As a woman, I was greatly offended by what I saw as a glimpse into the character of our now president-elect, toward women. Character defined as "what you do when (you think) no one is watching. Though I know vulgar comments happen every minute of every day, they do not happen toward me, and they do not happen in such a professional, public and what felt like condoned, way. And what it made me think in hindsight is, "Wow, is that how that feels?" When it comes to all the "minority groups" that were so generously and inclusively offended during this presidential election I only fit into one - women. And as far as the equality of women goes in this country, there is clearly room to improve, but it has come a long way thanks to past generations. So it was a bit of an eye-opening experience for someone who is of this generation, surrounded in life by respectful men who went to an all-women's college. What it brought forward for me in a more permanent way, was not anger so much as empathy. How must it feel to be of another, or more than one, "minority group" in this country (I use parentheses around minority group only because I'm not sure if that is the exact correct term) that hasn't made as much progress - or is in the earlier stages of that progress?
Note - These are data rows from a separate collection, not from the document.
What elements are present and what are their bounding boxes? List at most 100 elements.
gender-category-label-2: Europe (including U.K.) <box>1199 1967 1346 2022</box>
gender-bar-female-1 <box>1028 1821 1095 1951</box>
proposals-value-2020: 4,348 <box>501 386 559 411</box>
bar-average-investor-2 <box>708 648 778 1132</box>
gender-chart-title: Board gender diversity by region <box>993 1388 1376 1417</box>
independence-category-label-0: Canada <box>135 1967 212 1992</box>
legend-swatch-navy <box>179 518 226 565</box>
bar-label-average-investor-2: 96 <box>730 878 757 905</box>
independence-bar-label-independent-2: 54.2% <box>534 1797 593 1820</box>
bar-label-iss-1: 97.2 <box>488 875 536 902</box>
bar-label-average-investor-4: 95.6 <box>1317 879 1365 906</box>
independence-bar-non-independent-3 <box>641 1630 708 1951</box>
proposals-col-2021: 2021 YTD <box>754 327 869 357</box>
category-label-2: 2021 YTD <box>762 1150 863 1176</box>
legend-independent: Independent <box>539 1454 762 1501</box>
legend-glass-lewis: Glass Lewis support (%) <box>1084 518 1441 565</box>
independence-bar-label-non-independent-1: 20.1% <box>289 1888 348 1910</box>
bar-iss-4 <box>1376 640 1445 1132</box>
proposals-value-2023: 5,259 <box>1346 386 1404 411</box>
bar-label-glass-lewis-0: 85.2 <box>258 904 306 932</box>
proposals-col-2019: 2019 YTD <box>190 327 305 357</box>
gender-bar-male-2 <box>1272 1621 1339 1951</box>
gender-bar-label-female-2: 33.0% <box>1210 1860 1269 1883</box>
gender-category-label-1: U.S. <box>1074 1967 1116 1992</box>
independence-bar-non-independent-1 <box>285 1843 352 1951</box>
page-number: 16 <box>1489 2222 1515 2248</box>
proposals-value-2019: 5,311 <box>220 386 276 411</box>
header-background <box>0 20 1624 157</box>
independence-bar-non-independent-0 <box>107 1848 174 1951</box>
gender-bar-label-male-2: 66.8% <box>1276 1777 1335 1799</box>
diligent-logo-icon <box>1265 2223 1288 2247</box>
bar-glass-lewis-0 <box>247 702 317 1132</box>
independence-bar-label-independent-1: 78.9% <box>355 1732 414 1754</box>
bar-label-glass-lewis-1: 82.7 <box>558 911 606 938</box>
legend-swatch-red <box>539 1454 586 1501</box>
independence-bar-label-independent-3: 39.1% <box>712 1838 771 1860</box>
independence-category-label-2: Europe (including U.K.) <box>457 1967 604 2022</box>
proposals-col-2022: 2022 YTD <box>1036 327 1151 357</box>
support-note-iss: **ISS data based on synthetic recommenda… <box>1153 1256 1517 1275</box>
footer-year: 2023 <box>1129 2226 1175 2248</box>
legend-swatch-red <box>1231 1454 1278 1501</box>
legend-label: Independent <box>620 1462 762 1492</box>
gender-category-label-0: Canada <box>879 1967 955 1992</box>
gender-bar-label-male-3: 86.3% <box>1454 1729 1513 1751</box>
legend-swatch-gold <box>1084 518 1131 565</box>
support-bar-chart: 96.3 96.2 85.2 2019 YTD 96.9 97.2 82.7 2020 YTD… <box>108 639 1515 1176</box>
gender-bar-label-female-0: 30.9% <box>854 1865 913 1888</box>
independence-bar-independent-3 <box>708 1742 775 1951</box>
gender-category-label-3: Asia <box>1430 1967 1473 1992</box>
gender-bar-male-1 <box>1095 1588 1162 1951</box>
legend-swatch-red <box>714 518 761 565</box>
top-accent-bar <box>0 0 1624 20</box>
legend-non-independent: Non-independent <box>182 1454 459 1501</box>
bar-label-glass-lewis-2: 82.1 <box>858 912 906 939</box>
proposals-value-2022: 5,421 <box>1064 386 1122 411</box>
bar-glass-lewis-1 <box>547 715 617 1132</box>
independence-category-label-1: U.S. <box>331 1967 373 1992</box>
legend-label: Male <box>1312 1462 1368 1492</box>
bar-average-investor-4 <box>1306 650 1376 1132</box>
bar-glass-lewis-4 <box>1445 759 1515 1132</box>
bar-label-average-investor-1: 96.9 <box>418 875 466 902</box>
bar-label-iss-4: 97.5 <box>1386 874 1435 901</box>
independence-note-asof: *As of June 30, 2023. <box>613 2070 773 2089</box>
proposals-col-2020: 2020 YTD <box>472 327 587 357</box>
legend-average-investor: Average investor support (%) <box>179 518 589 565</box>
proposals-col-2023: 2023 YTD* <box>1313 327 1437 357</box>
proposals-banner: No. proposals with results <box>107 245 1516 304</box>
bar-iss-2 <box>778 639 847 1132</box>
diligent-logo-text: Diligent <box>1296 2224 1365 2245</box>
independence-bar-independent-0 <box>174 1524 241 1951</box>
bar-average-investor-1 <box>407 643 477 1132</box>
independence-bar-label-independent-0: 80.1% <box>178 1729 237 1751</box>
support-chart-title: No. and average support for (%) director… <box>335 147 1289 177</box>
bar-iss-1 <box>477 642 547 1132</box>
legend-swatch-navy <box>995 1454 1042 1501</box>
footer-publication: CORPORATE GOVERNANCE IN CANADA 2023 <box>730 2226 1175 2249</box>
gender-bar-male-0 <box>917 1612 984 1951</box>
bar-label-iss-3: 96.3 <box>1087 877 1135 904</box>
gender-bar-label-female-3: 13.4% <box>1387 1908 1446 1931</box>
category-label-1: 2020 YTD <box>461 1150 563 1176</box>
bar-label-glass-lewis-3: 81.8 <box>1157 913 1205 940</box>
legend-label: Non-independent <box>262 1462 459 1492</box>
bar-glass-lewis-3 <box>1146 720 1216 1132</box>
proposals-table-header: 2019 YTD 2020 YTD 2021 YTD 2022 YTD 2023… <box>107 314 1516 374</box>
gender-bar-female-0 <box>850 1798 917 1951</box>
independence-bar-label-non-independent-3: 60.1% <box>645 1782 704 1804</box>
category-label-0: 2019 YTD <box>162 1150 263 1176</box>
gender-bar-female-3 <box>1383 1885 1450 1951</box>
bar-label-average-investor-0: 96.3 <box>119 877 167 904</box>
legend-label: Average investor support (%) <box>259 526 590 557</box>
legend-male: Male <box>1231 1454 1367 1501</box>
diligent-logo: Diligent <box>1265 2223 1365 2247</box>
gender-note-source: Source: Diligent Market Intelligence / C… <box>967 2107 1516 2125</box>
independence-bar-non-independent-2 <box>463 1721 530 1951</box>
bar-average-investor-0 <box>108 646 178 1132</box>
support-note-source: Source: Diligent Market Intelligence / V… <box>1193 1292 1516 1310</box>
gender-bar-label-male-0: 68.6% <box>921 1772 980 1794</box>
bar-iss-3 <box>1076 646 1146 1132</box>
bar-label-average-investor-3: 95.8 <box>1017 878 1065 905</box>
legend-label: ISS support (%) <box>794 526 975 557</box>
Above all else in life, I am an avid believer in equality. Across the board equality. From the janitor is just as important as the CEO, to we all deserve to choose who we marry. I am also an avid believer in the right to your own opinion - or way of doing things. That there isn't always a right and wrong, but different. You see the conflict here?
At first it felt like "hate" won. Now it feels more like "we-are-tired-of-politics-and-politicians-and-feel-this-is-the-better-plan-for-economic-growth" won. Though I believe there are people who voted for the offensive rhetoric, I believe the overwhelming majority voted against or in spite of it.
One thing I know for sure - is that In business and life in general, you cannot succeed beyond yourself. As Benjamin Franklin once said, "If you do tomorrow what you did today, you will get tomorrow what you got today." To inspire and realize true change, you must think different and do different. Be willing to become more intentional and self aware.
And so as I move forward - in a more empathetic, we are more alike than we are different way - what I feel
I can do to make a difference, as a citizen who values this country - is to drop the anger, it only fuels hate. And instead look at myself. To closely listen to where I pass judgement, toward myself and others. To when
I teach my children to judge. To when I quietly sit by when I hear an offensive remark rather than stand up for what I believe.
I want to be better. To grow myself in the direction I want the country to grow. Because that is how we win. That is how we make progress as a country that values diversity. That was founded on diversity. To become intentionally, very aware of our own thoughts and words - and try to put ourselves in someone else's shoes.
To be DONE playing small. And so I invite you to do the same. To look in, rather than lash out. To make a commitment to improve yourself toward others - both in how you think and what you do - to make our really great country stronger and more united.